Thirdly, the ancient world permitted a wide range of practices that we find abhorrent. The most startling practice was called "exposure." In ancient Greece and Rome, newborn children were left out of doors, so that handicapped babies - and many daughters - would die. These aren't the only practices that we would find inconsistent with traditional family values. Most ancient societies permitted divorce on demand, polygamy, and concubinage - the cohabitation of people who were not legally married. This was an earlier form of surrogate motherhood.
When, then, did the modern family emerge? When did romantic love become the basis of marriage? When did the emotionally-intense, child-centered nuclear family appear? When did mothers become the very center of family life? Surprisingly, the modern family is just 150 years old.
In colonial America marriages were not based on love. Ministers described romantic love as a form of madness and urged young men to choose their mates on the basis of rational consideration of property and family. Marriages were often quite brief. In colonial Virginia, an average marriage lasted just seven years. Till death do us part meant something quite different than it does today.
Families were large - too large to allow parents to give much attention to each child. The average woman bore between 8 and 10 children. Fathers, not mothers, were the primary parent. Child rearing advice books were addressed to men, not women.
In colonial America, children were sent away from home at very young ages. Children of just six or seven were sent to work as servants or apprentices in other peoples' homes. There was no adolescent rebellion when adolescents didn't live at home.

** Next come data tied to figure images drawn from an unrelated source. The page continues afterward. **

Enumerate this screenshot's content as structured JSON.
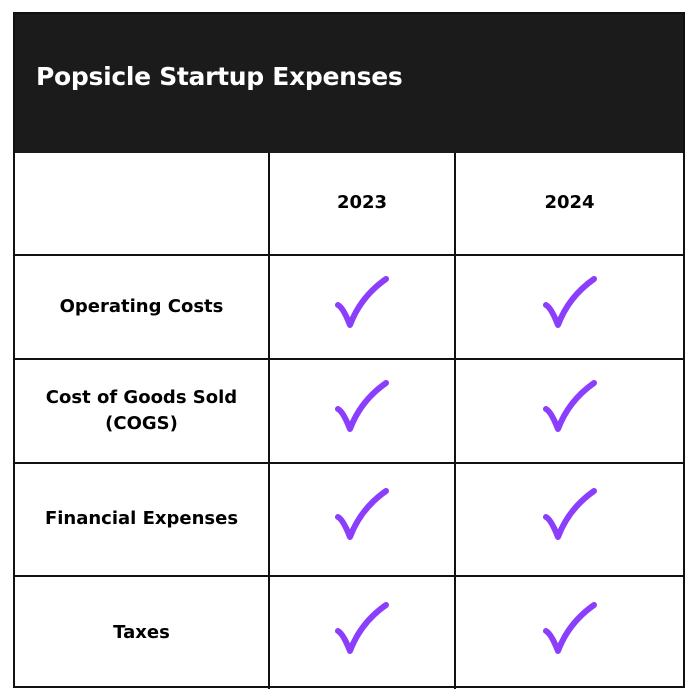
{
  "title": "Popsicle Startup Expenses",
  "columns": [
    "",
    "2023",
    "2024"
  ],
  "rows": [
    {
      "label": "Operating Costs",
      "values": [
        true,
        true
      ]
    },
    {
      "label": "Cost of Goods Sold (COGS)",
      "values": [
        true,
        true
      ]
    },
    {
      "label": "Financial Expenses",
      "values": [
        true,
        true
      ]
    },
    {
      "label": "Taxes",
      "values": [
        true,
        true
      ]
    }
  ],
  "icons": {
    "check": "checkmark-icon"
  },
  "colors": {
    "header_bg": "#1b1b1b",
    "check": "#8b3ffd"
  }
}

It was not until the mid 19th century that the family patterns that we call traditional begin to emerge. For example, it was only during the Victorian era that middle class women began to make motherhood and housekeeping self-conscious vocations. And it was only in the 19th century that modern household architecture with an emphasis on personal privacy emerged. It was only then that houses began to have hallways and separate bedrooms.
And yet, we must be careful about assuming that the 19th century was truly an era of traditional family values. Prostitution was extremely widespread in 19th century America. Our best guess is that between 5 and 10 percent of young urban women practiced prostitution in 19th century America.
Americans dramatically reduced birthrates during the 19th century - but the major method of birth control was abortion, which was legal in virtually every jurisdiction before the 1880s.
Above all, families in the 19th century were just as fragile and unstable as families today. The proportion of single-parent, female-headed families was almost as high in 1900 as it is today - because of the higher death rate.
Today, we tend to assume that families are weaker and more fragile than those in the past. But I think this view is wrong. From an historical perspective, however, we invest much more emotional and psychological significance in family life than did our ancestors. We regard family ties and intimacy as the key to our personal happiness. And as a result, when our family relationships are unhappy or abusive, we get divorced. Our high divorce rate doesn't reflect a low valuation on marriage; it reflects our overly high hopes and expectations.
Let me make one more point. Our high expectations have also made family life more conflict-riven. We have eliminated many opportunities to blow off steam and to reduce the intensity of family relationships. Four centuries ago, only 8 percent of homicides were within the family, compared to 50 percent today.